出自と経歴
- 范如圭、字は伯逵。建陽(建州)の人。母方の伯父・胡文定(胡安国)に『春秋』を学び、郷試ではすべて首席であった。張公はその廷策(対策文)を読んで選首とすべきとしたが、同列の者が難癖をつけたため乙科に落とされた。
- 武安推官、江東帥機を歴任し、館職の試験に召された。正字に除せられ、校書郎・史館校勘を兼ねたが、あることで秦檜の意に逆らい、辞して帰郷した。
- 崇道宮の管理役を経て邵州の倅(副知事)、荆南府の倅となり、朝廷に召されて秘閣に入り対策した。江西倉、利州路提点刑獄を歴任し、祠禄を請うて帰郷。のちに泉州知事に起用された。
- 紹興庚辰(1160年)6月18日に没した。享年59。
湘中の艱難と評判
- 金軍が長沙を陥落させ湘中が大乱に陥った際、范如圭は艱難のなか各地を転々としながらも学業と志を修め続けた。世務に的確な議論をし、胡文定もしばしばこれを称賛した。
秦檜の和議に抗す
- 秦檜が金との和議を強く推し進め、金の使者が来朝した際、朝廷は創設間もなく使者を迎える館舎が無く、秘書省を宛てて対応しようとした。范如圭は趙鼎に「秘書省は謨訓(先帝の教え)を蔵する所で、平時でも館とすることすら憚られるのに、まして今日の仇敵たる金使を入れてよいものか」と説き、趙鼎は聴き入れて改めて館を設けさせた。
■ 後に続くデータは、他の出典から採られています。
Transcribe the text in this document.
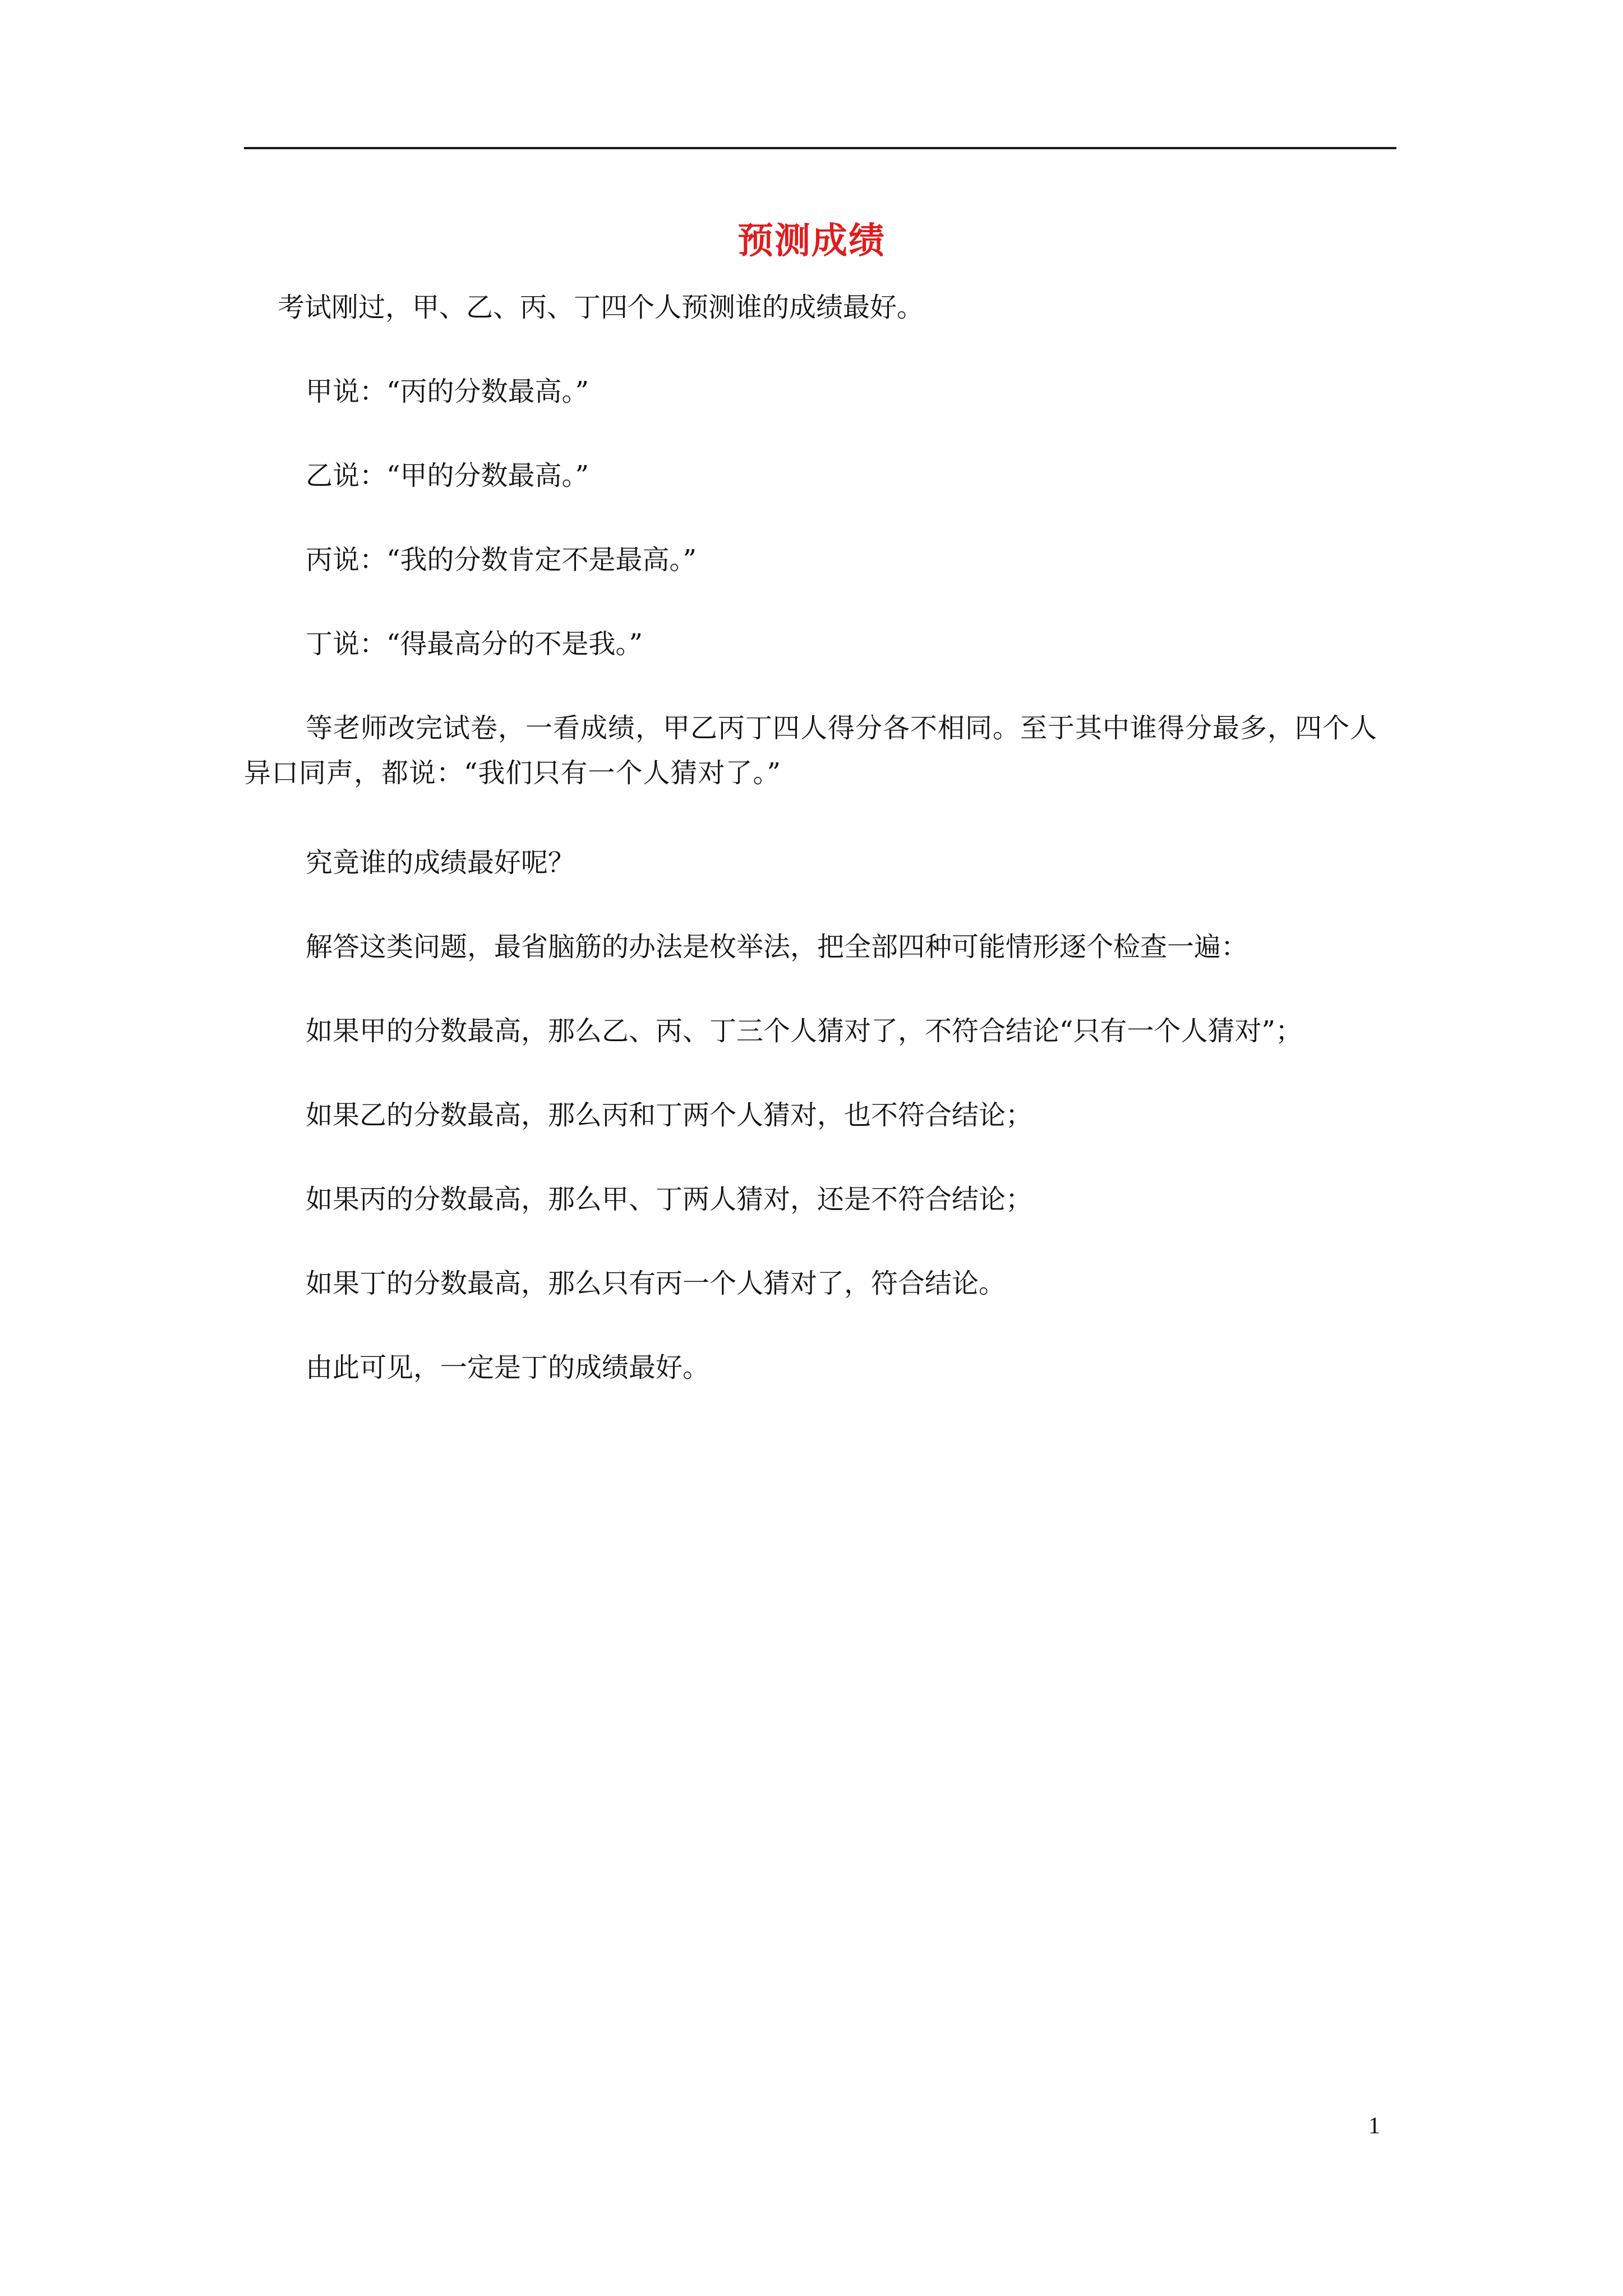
预测成绩
考试刚过，甲、乙、丙、丁四个人预测谁的成绩最好。
甲说：“丙的分数最高。”
乙说：“甲的分数最高。”
丙说：“我的分数肯定不是最高。”
丁说：“得最高分的不是我。”
等老师改完试卷，一看成绩，甲乙丙丁四人得分各不相同。至于其中谁得分最多，四个人异口同声，都说：“我们只有一个人猜对了。”
究竟谁的成绩最好呢？
解答这类问题，最省脑筋的办法是枚举法，把全部四种可能情形逐个检查一遍：
如果甲的分数最高，那么乙、丙、丁三个人猜对了，不符合结论“只有一个人猜对”；
如果乙的分数最高，那么丙和丁两个人猜对，也不符合结论；
如果丙的分数最高，那么甲、丁两人猜对，还是不符合结论；
如果丁的分数最高，那么只有丙一个人猜对了，符合结论。
由此可见，一定是丁的成绩最好。
1
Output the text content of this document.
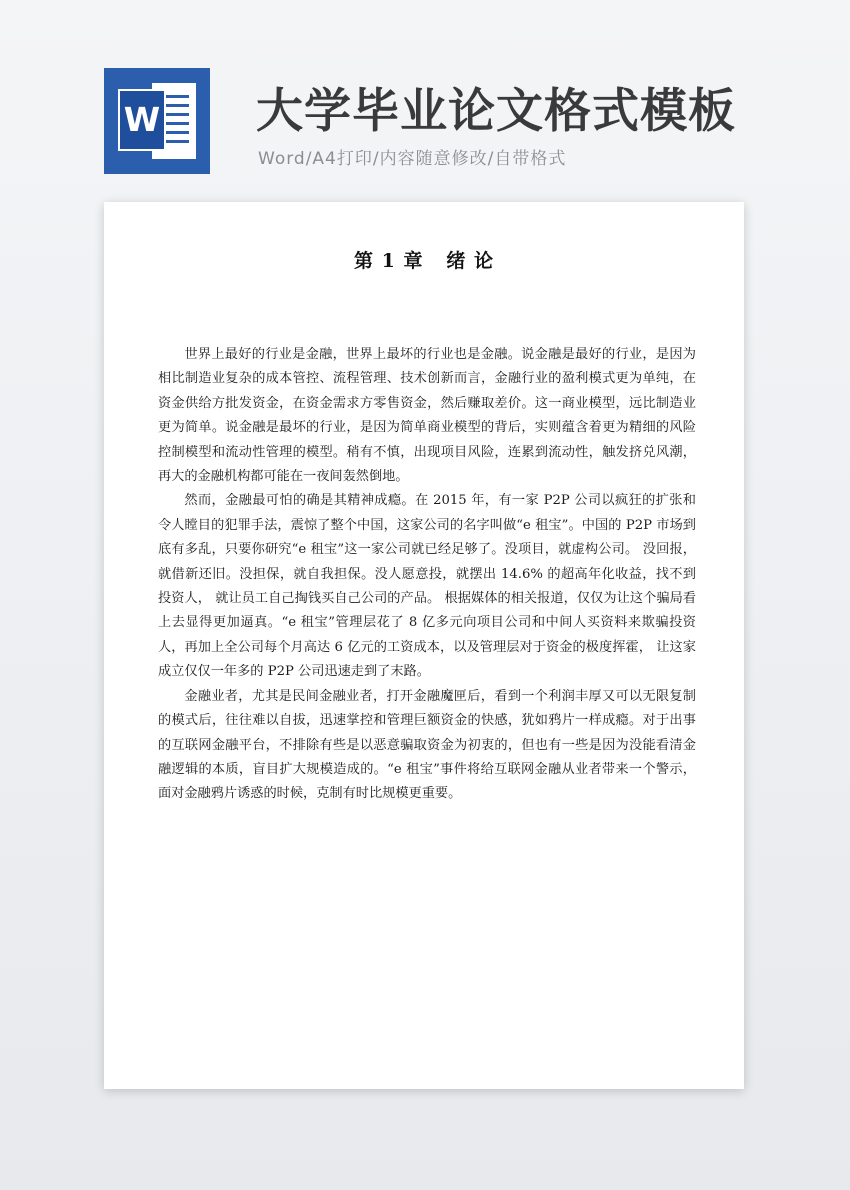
W 大学毕业论文格式模板
Word/A4打印/内容随意修改/自带格式
第 1 章   绪 论

世界上最好的行业是金融，世界上最坏的行业也是金融。说金融是最好的行业，是因为相比制造业复杂的成本管控、流程管理、技术创新而言，金融行业的盈利模式更为单纯，在资金供给方批发资金，在资金需求方零售资金，然后赚取差价。这一商业模型，远比制造业更为简单。说金融是最坏的行业，是因为简单商业模型的背后，实则蕴含着更为精细的风险控制模型和流动性管理的模型。稍有不慎，出现项目风险，连累到流动性，触发挤兑风潮，再大的金融机构都可能在一夜间轰然倒地。

然而，金融最可怕的确是其精神成瘾。在 2015 年，有一家 P2P 公司以疯狂的扩张和令人瞠目的犯罪手法，震惊了整个中国，这家公司的名字叫做“e 租宝”。中国的 P2P 市场到底有多乱，只要你研究“e 租宝”这一家公司就已经足够了。没项目，就虚构公司。 没回报，就借新还旧。没担保，就自我担保。没人愿意投，就摆出 14.6% 的超高年化收益，找不到投资人， 就让员工自己掏钱买自己公司的产品。 根据媒体的相关报道，仅仅为让这个骗局看上去显得更加逼真。“e 租宝”管理层花了 8 亿多元向项目公司和中间人买资料来欺骗投资人，再加上全公司每个月高达 6 亿元的工资成本，以及管理层对于资金的极度挥霍， 让这家成立仅仅一年多的 P2P 公司迅速走到了末路。

金融业者，尤其是民间金融业者，打开金融魔匣后，看到一个利润丰厚又可以无限复制的模式后，往往难以自拔，迅速掌控和管理巨额资金的快感，犹如鸦片一样成瘾。对于出事的互联网金融平台，不排除有些是以恶意骗取资金为初衷的，但也有一些是因为没能看清金融逻辑的本质，盲目扩大规模造成的。“e 租宝”事件将给互联网金融从业者带来一个警示，面对金融鸦片诱惑的时候，克制有时比规模更重要。
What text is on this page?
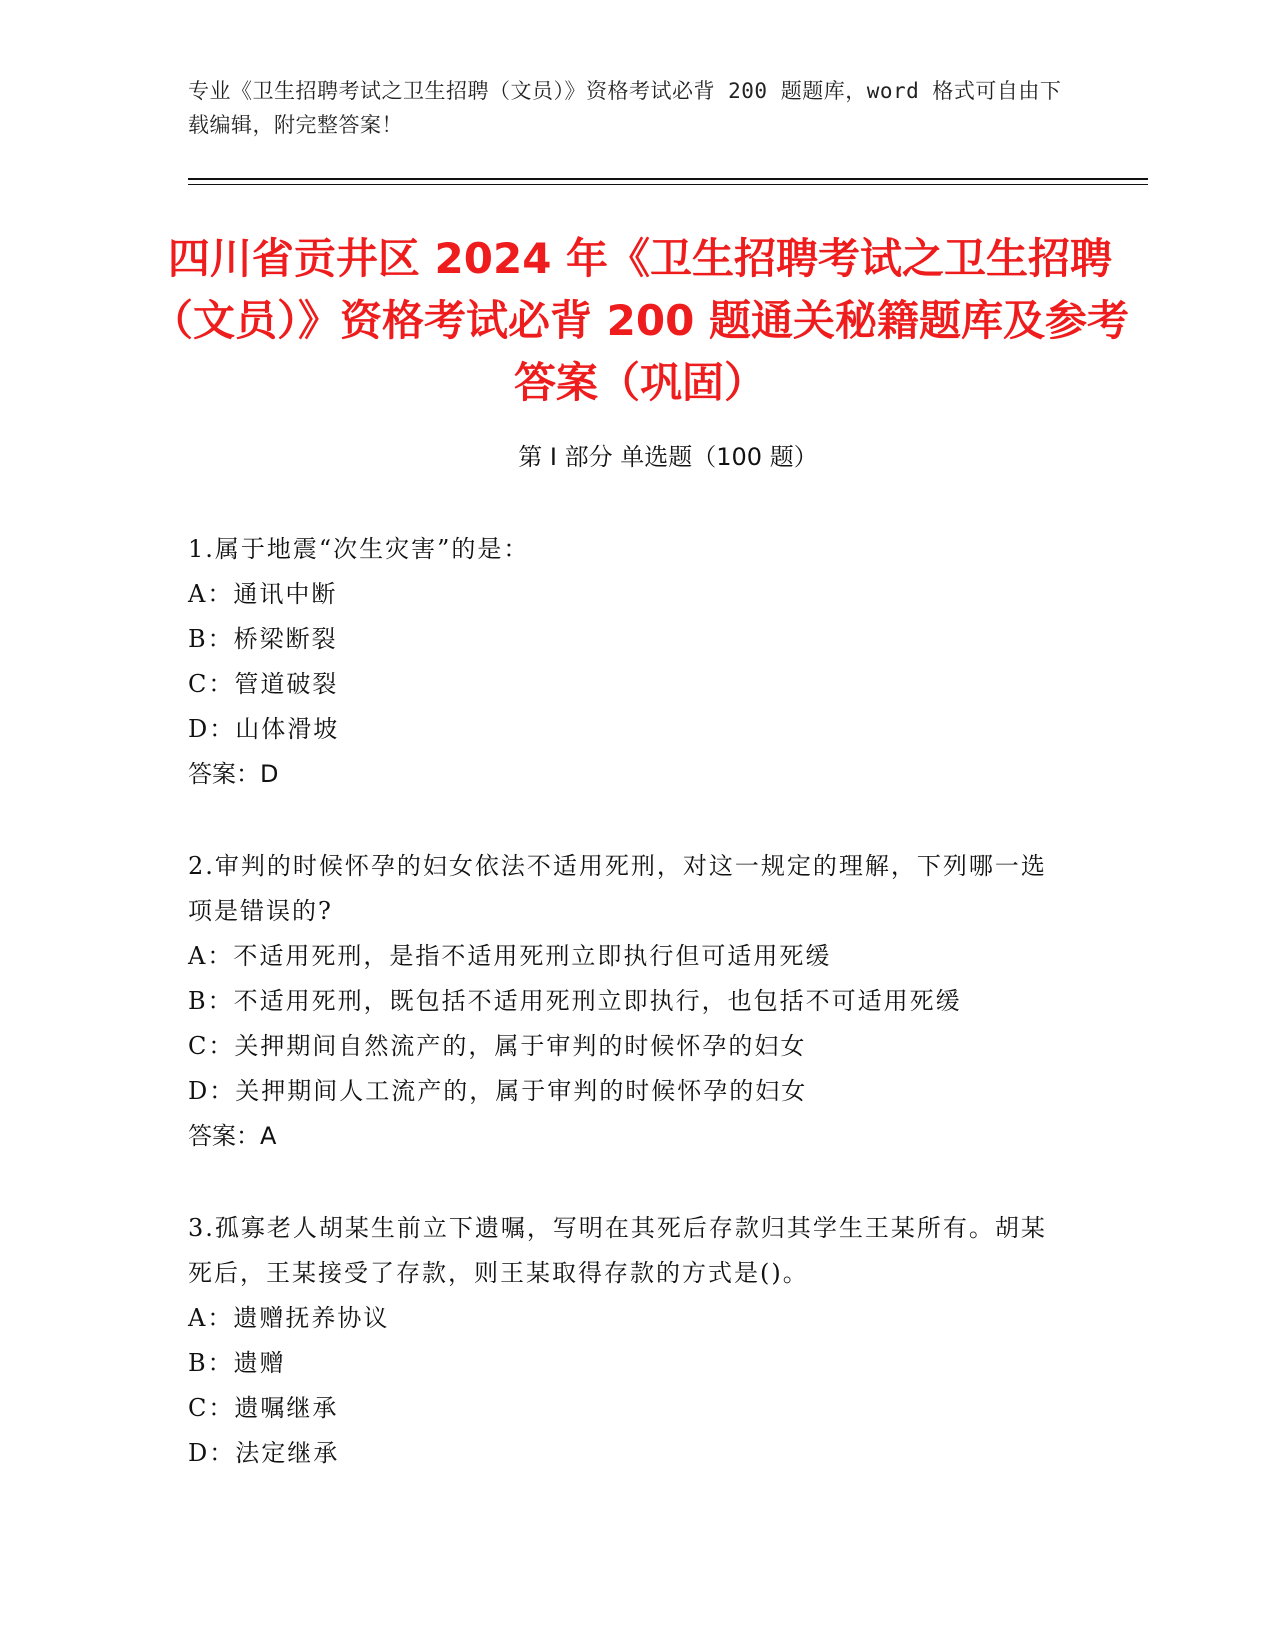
专业《卫生招聘考试之卫生招聘（文员）》资格考试必背 200 题题库，word 格式可自由下载编辑，附完整答案！
四川省贡井区 2024 年《卫生招聘考试之卫生招聘（文员）》资格考试必背 200 题通关秘籍题库及参考答案（巩固）
第 I 部分 单选题（100 题）
1.属于地震“次生灾害”的是：
A：通讯中断
B：桥梁断裂
C：管道破裂
D：山体滑坡
答案：D
2.审判的时候怀孕的妇女依法不适用死刑，对这一规定的理解，下列哪一选项是错误的?
A：不适用死刑，是指不适用死刑立即执行但可适用死缓
B：不适用死刑，既包括不适用死刑立即执行，也包括不可适用死缓
C：关押期间自然流产的，属于审判的时候怀孕的妇女
D：关押期间人工流产的，属于审判的时候怀孕的妇女
答案：A
3.孤寡老人胡某生前立下遗嘱，写明在其死后存款归其学生王某所有。胡某死后，王某接受了存款，则王某取得存款的方式是()。
A：遗赠抚养协议
B：遗赠
C：遗嘱继承
D：法定继承
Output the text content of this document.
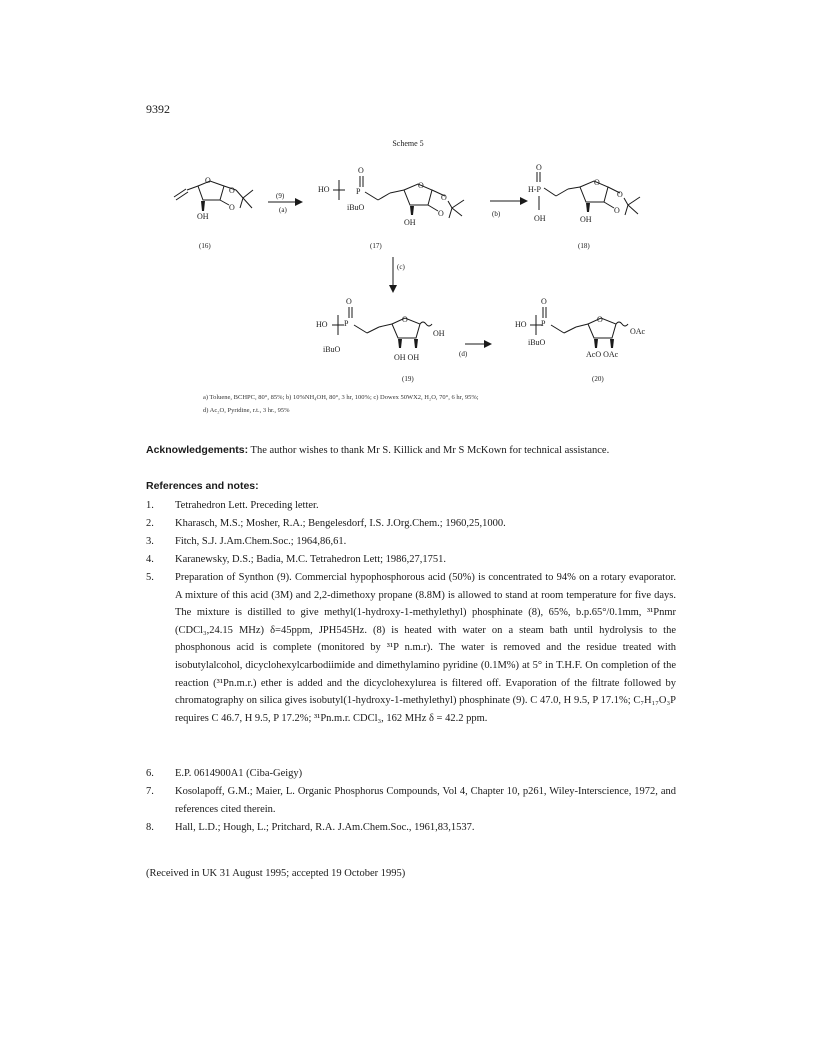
9392
Scheme 5
O
O
O
OH
(16)
(9)
(a)
O
HO	P
iBuO
O
O
O
OH
(17)
(b)
O
H-P
OH
O
O
O
OH
(18)
(c)
O
HO P
iBuO
O
OH
OH OH
(19)
(d)
O
HO P
iBuO
O
OAc
AcO OAc
(20)
a) Toluene, BCHPC, 80°, 85%; b) 10%NH₄OH, 80°, 3 hr, 100%; c) Dowex 50WX2, H₂O, 70°, 6 hr, 95%;
d) Ac₂O, Pyridine, r.t., 3 hr., 95%
Acknowledgements: The author wishes to thank Mr S. Killick and Mr S McKown for technical assistance.
References and notes:
1. Tetrahedron Lett. Preceding letter.
2. Kharasch, M.S.; Mosher, R.A.; Bengelesdorf, I.S. J.Org.Chem.; 1960,25,1000.
3. Fitch, S.J. J.Am.Chem.Soc.; 1964,86,61.
4. Karanewsky, D.S.; Badia, M.C. Tetrahedron Lett; 1986,27,1751.
5. Preparation of Synthon (9). Commercial hypophosphorous acid (50%) is concentrated to 94% on a rotary evaporator. A mixture of this acid (3M) and 2,2-dimethoxy propane (8.8M) is allowed to stand at room temperature for five days. The mixture is distilled to give methyl(1-hydroxy-1-methylethyl) phosphinate (8), 65%, b.p.65°/0.1mm, ³¹Pnmr (CDCl₃,24.15 MHz) δ=45ppm, JPH545Hz. (8) is heated with water on a steam bath until hydrolysis to the phosphonous acid is complete (monitored by ³¹P n.m.r). The water is removed and the residue treated with isobutylalcohol, dicyclohexylcarbodiimide and dimethylamino pyridine (0.1M%) at 5° in T.H.F. On completion of the reaction (³¹Pn.m.r.) ether is added and the dicyclohexylurea is filtered off. Evaporation of the filtrate followed by chromatography on silica gives isobutyl(1-hydroxy-1-methylethyl) phosphinate (9). C 47.0, H 9.5, P 17.1%; C₇H₁₇O₃P requires C 46.7, H 9.5, P 17.2%; ³¹Pn.m.r. CDCl₃, 162 MHz δ = 42.2 ppm.
6. E.P. 0614900A1 (Ciba-Geigy)
7. Kosolapoff, G.M.; Maier, L. Organic Phosphorus Compounds, Vol 4, Chapter 10, p261, Wiley-Interscience, 1972, and references cited therein.
8. Hall, L.D.; Hough, L.; Pritchard, R.A. J.Am.Chem.Soc., 1961,83,1537.
(Received in UK 31 August 1995; accepted 19 October 1995)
- 金の使者が来ると、その態度は横柄で朝廷の議に多く従わず、朝野は憤った。范如圭は同僚十余人と連署して抗議の上疏を用意したが、草稿ができた段階で驚いて退く者が多かった。范如圭は独り自ら筆を執り秦檜に書を送り、学を曲げ師(自らを取り立てた恩義)に背き、仇を忘れ国を辱める罪を責め、「公は狂気で心を失ったのでないなら、なぜ一旦こうしたことをするのか。改めなければ必ず後世に恥を残すことになろう」と述べた。秦檜はこれに激怒した。
河南帰還を巡る建言
- 金が河南の地を宋に返還した際、秦檜はこれを自らの功績とした。范如圭は「これもいつまで続くか分からない。ただ今日の道義としてなすべきことがある」とし、輪対(順番の奏対)の機会に、両京(開封・洛陽)の版図が戻った以上、九廟・八陵(宋室の宗廟・陵墓)を目前にしながら未だ修めていないのは神霊に対して恥ずかしいと説いた。皇帝は感銘を受け、直ちに使者派遣を命じた。秦檜は事前に相談されなかったことを不満に思い、一層怒りを募らせた。
秦檜死後の建言
- 秦檜の死後、皇帝に召見され、久しく労いの言葉を受けたのち、范如圭は「政治は人を知ることを第一とし、人を知るには清心寡欲を根本とすべきです」と述べた。
儲位問題への上疏
- 宗室の諸王が並び立ち、皇太子の位が定まらぬ時期、世に不穏な噂が流れた。范如圭は遠方にありながらこれを深く憂い、至和・嘉祐年間(仁宗朝)の名臣の奏章36篇を選んでまとめ、封じて献上した。「陛下には多くの意見を深く考究し、先例に則り、公道をもって疑いなく決断されるよう願います」と述べた。越権であると危ぶむ者もいたが、范如圭は意に介さなかった。皇帝はその言葉に感銘し、輔臣に「如圭は君を愛する者と言うべきだ」と語り、陳鵬(陳公)を留めて大計を定めさせた。
晩年と臨終
- 居所は簡素で、士大夫はますますその人格を敬い、遠近の学者が経書・諸子の疑義を質問に訪れた。范如圭は朝夕怠らず応対した。病の床で政府へ手紙を送り、旧友に別れを告げる際も私事には触れず、ただ中原がいまだ回復せず、民力が疲弊し、賢者が用いられていないことを子孫への戒めとし、学問に励むこと、仏式の葬儀を用いぬことを命じた。
死後の評価
- 今上(孝宗)が皇太子の身分から皇位を継いだ経緯に范如圭の上疏が関わっていたことは、当時は世に知られていなかった。近年になって士大夫が紹興の日暦や陳鵬の手記を見て、初めてその忠誠が並外れたものであったと知った。
- 范如圭の人柄は篤厚で飾らず、忠孝誠実は天性のものであった。学問は経術に根ざし、無用の文章を作らず、書簡・議論の文からなる文集を残した。
史論
- 真德秀(西山真文忠公)は范如圭の文集に跋を寄せ、諸葛亮の文才は華美でないが出師の二表は今も学者に愛誦され、六朝・隋唐の華麗な文章が多く伝わらないのに対し、文は多く美しいことが要ではないと述べた。范如圭の学は舅・胡文定に得たもので、立朝の姿勢も似通い、議論では『春秋』を尊び王安石の新説を排し、夷夏の別を明らかにし和議に反対し権臣を非難した。集中の思陵(高宗)への諫言封事、秦檜を責めた書の二篇は特に光明卓絶であり、他に文章がなくともこの二篇だけで千古に名を残すに足ると評した。